8. Coverage / verification ledger

claimgroundingverdict
1534 mnemonics = 469 scalar + 1065 vector; 12569 placementsnm strip of encode thunksPASS [HIGH/OBSERVED]
Batch 24 = 24 mnemonics, 8+6+5+2+2+1, 19 ivp_ + 5 scalarnm membership sweepPASS [HIGH/OBSERVED]
COUNTEQZ = COUNTEQ + bit[9] (0x200); LE = selector LSB 0x866→0x867encode-thunk byte deltaPASS [HIGH/OBSERVED]
IVP_ADDMOD16U = (a+b)&0xFFFFmodule__xdref_add_16_16_16 executed livePASS [HIGH/OBSERVED]
addmod in S1 Ld-slot (7×); WUR.* bare-narrow (1×, Slot_inst)slot-thunk listingPASS [HIGH/OBSERVED]
FCR layout = RoundMode[1:0] ++ 5 enables[6:2]opcode__wur_fcr/rur_fcr field latticePASS [HIGH/OBSERVED]
all 24 mnemonics + operand orderxtensa-elf-as/-objdump round-tripPASS [HIGH/OBSERVED]
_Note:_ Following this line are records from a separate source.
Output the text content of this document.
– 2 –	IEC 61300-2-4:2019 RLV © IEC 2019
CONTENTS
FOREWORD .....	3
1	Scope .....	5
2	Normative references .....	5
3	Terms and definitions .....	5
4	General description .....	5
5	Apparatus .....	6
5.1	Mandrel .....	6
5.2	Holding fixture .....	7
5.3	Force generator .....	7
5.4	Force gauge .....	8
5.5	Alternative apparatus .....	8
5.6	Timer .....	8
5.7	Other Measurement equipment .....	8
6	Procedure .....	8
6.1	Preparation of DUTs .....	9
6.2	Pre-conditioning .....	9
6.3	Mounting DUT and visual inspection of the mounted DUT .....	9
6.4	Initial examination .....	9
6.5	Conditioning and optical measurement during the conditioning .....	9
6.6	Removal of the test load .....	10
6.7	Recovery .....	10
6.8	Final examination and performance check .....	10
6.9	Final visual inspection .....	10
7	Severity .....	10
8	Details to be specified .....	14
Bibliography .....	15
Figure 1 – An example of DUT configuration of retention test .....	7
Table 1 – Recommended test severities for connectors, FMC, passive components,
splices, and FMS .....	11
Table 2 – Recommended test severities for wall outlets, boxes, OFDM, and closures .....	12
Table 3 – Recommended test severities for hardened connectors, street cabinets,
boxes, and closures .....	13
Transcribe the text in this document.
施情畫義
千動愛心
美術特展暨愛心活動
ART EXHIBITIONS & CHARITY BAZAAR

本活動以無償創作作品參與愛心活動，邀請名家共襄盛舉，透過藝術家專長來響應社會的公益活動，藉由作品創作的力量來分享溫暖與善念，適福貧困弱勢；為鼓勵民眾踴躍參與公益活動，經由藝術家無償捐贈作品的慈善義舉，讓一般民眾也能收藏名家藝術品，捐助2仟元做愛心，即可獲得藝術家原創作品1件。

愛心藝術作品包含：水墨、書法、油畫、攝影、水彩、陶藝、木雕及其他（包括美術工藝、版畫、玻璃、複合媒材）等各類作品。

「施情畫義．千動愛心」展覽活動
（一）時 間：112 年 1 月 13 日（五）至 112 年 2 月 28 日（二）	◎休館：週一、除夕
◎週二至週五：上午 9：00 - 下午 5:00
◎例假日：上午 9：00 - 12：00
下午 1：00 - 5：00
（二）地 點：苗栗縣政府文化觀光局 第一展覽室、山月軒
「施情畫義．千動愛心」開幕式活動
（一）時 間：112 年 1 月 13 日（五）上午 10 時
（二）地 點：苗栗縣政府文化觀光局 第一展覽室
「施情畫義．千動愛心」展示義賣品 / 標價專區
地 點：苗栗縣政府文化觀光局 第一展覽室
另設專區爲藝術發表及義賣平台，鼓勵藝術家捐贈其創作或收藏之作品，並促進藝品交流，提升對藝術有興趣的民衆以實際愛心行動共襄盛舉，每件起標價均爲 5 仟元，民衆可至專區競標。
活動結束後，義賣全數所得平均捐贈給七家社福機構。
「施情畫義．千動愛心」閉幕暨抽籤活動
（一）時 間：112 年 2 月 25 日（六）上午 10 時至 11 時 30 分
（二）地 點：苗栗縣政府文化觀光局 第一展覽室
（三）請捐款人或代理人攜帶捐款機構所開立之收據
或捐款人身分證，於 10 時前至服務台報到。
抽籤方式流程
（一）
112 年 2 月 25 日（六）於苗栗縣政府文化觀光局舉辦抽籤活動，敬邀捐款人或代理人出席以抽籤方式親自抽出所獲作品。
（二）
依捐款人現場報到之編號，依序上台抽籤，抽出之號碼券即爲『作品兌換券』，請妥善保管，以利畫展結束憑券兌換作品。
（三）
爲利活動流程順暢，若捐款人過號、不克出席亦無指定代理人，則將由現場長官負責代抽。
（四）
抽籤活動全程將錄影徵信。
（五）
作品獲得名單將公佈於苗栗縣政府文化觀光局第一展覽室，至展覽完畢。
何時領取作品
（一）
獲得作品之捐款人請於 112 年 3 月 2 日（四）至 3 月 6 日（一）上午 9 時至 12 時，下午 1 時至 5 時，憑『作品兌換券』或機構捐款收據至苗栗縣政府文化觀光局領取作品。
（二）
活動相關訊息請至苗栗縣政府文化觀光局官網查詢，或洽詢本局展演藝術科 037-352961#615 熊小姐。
Residuals carried (named, not gaps): (a) the SQZ innermost prefix-sum adder-tree lane-pairing is one function deeper (value-determined; the two-stage structure + popcount + direction are observed) [MED/INFERRED]; (b) the exact recip-vs-rsqrt-vs-segment role of the recip [7:4] sub-selector — the op_recip/op_rsqrt/ evn/odd flops are all present; the precise mux-bit assignment is [MED/INFERRED]; (c) the QLI/Newton iteration count on top of the one TIE refine step is firmware-kernel territory [CARRIED].

This page closes the B01–B24 vector subtotal at 1065 ivp_-prefixed mnemonics, zero residual. The six Batch-24 semantic groups are disjoint from each other and from the preceding boundary batch B21 (select / shuffle / compress). Cross-references: the round-mode / sticky-flag machinery at the fp sub-ISA page; the cross-lane reduce kernel the histogram count reuses at the cas arithmetic semantics page; the predicate-gate model the M and T variants share at the predicate / classify page; and the 30-batch partition at the template & partition page.